Il soggetto riferì che all’insorgere spontaneo della paura o di qualche segnale del suo intestino, bastava esasperare immediatamente la paura deliberatamente, perché questa svanisse insieme alle sensazioni somatiche.
#2. Sterilizzare tutto per evitare contagi
Un giovane impiegato di banca, preso dall’ossessione di contrarre l’AIDS (cosa peraltro improbabile dato il suo stile di vita), è divenuto un igienista compulsivo, che utilizza guanti bianchi per stringere la mano alle persone e “sterilizza” anche la fidanzata ogni volta che lei va a trovarlo.
Si tratta di una tentata soluzione di controllo di una fissazione fobica mediante l’esecuzione di rituali di tipo protettivo-propiziatorio.
La tecnica di trattamento di questo e di disturbi simili si basa sulla seguente prescrizione: “ogni volta che di qui alla prossima seduta lei esegue un rituale, se lo esegue una volta lo esegua cinque volte”
Normalmente scema la compulsione ad eseguire il rituale, di pari passo con la paura della situazione da cui si vuole proteggere.

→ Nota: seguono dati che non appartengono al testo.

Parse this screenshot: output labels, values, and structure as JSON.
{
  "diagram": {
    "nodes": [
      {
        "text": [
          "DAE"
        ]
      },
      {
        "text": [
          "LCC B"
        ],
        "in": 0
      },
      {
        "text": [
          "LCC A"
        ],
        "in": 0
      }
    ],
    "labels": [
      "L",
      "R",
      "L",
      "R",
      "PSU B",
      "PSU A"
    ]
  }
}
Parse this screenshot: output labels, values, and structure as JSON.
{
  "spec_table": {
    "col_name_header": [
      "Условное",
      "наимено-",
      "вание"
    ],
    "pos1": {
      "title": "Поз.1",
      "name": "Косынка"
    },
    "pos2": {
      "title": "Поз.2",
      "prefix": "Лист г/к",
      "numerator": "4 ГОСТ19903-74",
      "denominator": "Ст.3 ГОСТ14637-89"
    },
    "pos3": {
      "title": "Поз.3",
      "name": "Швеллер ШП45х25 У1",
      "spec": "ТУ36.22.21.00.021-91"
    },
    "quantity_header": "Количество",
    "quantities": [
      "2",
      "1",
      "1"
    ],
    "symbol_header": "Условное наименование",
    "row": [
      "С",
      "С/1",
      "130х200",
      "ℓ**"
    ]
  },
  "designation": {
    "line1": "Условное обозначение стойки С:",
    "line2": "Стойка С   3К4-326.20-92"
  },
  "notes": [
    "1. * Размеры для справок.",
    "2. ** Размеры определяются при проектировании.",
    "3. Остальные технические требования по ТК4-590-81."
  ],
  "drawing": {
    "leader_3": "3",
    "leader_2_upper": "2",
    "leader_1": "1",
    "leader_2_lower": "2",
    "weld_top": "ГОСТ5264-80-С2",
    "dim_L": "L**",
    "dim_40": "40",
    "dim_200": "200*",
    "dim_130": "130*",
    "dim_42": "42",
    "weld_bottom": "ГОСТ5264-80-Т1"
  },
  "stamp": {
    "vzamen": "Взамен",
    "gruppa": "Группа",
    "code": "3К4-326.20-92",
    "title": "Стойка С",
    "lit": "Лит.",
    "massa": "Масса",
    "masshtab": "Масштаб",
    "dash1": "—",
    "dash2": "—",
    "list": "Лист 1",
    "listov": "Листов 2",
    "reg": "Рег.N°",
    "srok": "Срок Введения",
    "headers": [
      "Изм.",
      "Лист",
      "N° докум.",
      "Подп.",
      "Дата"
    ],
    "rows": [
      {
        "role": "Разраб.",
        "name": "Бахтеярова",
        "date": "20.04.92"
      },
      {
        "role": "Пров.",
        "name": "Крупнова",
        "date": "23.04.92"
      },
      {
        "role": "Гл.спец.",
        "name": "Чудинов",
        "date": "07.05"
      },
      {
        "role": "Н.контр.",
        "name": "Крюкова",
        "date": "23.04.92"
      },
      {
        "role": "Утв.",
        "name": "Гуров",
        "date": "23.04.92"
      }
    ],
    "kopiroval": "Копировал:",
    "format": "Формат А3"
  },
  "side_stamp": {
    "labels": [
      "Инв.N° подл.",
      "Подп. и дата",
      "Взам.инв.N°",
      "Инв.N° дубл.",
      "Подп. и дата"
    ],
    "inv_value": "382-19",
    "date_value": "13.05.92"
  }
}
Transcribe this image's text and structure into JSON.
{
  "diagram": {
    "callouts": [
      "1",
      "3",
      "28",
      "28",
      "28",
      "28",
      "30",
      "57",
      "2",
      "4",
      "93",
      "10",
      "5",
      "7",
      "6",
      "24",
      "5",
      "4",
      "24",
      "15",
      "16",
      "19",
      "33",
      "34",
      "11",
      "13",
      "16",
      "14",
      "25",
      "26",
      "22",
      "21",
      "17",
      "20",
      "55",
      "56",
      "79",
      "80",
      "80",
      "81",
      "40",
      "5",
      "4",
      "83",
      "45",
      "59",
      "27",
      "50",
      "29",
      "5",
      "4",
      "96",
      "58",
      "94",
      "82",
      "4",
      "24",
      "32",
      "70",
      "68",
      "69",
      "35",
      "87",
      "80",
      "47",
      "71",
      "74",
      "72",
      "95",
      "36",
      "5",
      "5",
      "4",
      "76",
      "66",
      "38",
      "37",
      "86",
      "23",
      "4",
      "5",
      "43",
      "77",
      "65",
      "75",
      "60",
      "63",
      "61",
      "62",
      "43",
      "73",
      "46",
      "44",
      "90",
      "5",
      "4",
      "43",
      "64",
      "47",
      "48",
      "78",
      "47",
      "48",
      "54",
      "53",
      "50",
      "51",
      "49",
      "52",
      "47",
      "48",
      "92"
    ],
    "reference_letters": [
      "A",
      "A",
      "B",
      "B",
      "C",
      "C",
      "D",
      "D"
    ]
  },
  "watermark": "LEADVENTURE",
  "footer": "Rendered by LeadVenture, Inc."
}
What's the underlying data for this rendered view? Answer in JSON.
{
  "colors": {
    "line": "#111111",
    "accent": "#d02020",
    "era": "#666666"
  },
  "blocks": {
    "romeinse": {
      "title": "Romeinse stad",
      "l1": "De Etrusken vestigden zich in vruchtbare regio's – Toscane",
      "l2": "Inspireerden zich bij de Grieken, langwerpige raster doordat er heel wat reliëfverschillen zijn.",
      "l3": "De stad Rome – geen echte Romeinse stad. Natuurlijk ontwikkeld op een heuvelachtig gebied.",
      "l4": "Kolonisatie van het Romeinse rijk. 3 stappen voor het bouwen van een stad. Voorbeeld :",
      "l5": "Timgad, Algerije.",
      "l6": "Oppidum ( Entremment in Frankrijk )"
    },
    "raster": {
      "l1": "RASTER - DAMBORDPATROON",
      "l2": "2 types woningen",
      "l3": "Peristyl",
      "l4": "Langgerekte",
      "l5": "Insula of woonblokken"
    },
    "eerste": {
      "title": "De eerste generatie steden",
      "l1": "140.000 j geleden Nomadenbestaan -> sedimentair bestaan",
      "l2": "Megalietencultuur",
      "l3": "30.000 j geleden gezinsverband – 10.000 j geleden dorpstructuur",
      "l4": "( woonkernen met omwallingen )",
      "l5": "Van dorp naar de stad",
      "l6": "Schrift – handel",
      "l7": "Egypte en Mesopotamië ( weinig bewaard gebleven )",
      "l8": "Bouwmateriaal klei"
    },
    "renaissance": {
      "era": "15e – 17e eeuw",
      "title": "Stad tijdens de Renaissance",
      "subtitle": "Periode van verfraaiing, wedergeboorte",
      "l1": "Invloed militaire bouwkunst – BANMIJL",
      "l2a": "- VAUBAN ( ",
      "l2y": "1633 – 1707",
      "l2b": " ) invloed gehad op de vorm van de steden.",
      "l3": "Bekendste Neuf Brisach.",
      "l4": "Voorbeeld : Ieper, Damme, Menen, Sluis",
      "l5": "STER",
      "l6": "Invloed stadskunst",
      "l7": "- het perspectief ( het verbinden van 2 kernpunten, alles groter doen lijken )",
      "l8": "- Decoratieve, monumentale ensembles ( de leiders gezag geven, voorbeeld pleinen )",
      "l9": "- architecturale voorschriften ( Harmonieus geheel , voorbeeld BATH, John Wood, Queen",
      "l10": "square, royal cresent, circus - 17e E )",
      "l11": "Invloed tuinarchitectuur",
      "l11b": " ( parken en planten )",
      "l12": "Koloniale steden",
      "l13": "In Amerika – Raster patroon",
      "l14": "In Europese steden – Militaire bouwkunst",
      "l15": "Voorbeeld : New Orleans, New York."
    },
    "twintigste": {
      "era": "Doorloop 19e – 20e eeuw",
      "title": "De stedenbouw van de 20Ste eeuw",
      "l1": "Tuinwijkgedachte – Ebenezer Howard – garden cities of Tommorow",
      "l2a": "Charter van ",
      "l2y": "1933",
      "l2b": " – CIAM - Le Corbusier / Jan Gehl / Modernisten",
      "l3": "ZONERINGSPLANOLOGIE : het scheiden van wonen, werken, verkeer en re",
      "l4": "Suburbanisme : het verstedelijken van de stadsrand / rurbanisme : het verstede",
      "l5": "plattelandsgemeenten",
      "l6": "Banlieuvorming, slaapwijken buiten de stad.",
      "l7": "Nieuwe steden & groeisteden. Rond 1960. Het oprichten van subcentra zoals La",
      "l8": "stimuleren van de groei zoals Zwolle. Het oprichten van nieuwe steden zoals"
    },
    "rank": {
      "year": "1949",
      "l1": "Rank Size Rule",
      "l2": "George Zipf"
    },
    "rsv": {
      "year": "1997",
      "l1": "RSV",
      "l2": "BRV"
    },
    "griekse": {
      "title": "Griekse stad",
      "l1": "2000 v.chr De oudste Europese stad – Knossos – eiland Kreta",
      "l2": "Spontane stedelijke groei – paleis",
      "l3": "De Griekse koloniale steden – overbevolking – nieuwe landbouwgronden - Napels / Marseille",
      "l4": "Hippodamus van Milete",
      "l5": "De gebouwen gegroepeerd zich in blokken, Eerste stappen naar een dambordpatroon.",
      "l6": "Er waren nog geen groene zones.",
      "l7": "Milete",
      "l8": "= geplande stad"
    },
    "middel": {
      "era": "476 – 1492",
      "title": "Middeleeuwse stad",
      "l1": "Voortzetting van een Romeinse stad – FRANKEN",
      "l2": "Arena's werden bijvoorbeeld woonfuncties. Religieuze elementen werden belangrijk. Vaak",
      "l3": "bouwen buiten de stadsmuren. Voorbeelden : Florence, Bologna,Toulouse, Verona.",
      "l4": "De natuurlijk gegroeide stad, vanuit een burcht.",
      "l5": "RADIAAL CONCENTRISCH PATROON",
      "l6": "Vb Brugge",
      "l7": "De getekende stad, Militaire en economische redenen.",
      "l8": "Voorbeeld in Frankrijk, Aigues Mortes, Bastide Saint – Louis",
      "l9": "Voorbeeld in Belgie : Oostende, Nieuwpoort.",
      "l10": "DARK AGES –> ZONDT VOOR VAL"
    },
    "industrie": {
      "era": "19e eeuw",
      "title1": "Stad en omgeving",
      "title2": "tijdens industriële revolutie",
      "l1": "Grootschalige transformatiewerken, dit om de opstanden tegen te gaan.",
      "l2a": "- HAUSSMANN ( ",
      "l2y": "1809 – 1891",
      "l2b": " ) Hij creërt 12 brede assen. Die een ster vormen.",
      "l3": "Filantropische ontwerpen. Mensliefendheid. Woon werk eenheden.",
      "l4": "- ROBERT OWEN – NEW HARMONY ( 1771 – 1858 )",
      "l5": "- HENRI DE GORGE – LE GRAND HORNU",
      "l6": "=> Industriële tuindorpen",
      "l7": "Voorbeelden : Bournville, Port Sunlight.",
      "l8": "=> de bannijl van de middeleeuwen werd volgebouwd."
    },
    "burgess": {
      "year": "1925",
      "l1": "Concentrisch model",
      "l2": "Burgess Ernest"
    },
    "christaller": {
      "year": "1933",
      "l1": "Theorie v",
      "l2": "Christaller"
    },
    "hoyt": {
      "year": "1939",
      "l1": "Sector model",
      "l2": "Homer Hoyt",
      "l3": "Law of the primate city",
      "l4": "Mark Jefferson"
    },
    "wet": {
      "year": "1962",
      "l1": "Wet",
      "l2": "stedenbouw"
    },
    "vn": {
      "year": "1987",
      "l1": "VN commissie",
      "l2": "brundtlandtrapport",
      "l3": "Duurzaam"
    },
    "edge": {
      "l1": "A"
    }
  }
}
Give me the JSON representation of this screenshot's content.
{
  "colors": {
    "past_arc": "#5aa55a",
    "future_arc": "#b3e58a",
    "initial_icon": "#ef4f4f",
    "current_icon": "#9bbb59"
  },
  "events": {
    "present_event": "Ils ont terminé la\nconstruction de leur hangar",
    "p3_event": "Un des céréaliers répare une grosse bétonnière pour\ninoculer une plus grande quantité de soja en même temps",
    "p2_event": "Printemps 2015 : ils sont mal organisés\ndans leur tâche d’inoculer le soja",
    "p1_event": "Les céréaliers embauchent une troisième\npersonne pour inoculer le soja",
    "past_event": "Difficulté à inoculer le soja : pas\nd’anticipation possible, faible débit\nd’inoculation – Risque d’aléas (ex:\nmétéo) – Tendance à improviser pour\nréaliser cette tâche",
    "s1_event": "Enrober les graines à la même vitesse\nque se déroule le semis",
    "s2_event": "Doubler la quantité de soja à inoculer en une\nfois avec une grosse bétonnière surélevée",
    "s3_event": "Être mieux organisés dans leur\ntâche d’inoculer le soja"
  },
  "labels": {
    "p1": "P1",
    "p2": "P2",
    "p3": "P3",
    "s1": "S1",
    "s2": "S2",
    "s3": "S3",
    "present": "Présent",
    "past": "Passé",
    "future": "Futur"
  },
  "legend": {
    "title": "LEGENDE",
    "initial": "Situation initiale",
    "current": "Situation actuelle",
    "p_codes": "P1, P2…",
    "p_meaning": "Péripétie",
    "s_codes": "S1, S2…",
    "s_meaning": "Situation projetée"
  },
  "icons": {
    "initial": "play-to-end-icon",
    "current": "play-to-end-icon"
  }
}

“Come vedevo le cose prima, mi sembrava logico avere paura e dovermi proteggere con i lavaggi e le altre cose che facevo, come le vedo adesso mi sembra logico non avere paura e quindi stupido fare certe cose. Non so cosa sia successo, ma ora le cose vanno bene”.
Ci si impossessa del sintomo irrefrenabilmente compulsivo facendolo diventare qualcosa di volontario che pertanto può essere rifiutato: “se te lo concedi puoi rinunciarci, se non te lo concedi sarà irrinunciabile”
Questa prescrizione è formulata e ingiunta con un linguaggio fortemente suggestivo, come un comando post-ipnotico, all’interno del quale prima si prescrive una “ordalia”, poi si dà il permesso di non eseguirla. Ma non eseguendo tale prescrizione punitiva, il paziente non mette in atto nemmeno i precedenti rituali, poiché essa altro non è che una esasperazione paradossale e ritualizzata di quelle espressioni sintomatiche.
#3. La ripetizione di formule mentali
Una giovane donna razionale si sentiva costretta a ripetere mentalmente formule composte da nomi e numeri più volte nella giornata, prima e durante l’esecuzione di alcune azioni.
In questi casi si utilizza una prescrizione paradossale che ritualizzi il rituale, come nel caso precedente, ma in maniera meno complessa da un punto di vista logico-formale: ci si impossessa del sintomo compulsivo trasformandolo. Questo di solito conduce alla sua autodistruzione.
Alla donna fu prescritto di complicare il rituale recitando le formule al contrario.
La paziente ne risultò così affaticata che dopo qualche giorno i rituali si erano ridotti e dopo una settimana aveva avuto solo due episodi, immediatamente inibiti dal compito assegnatole.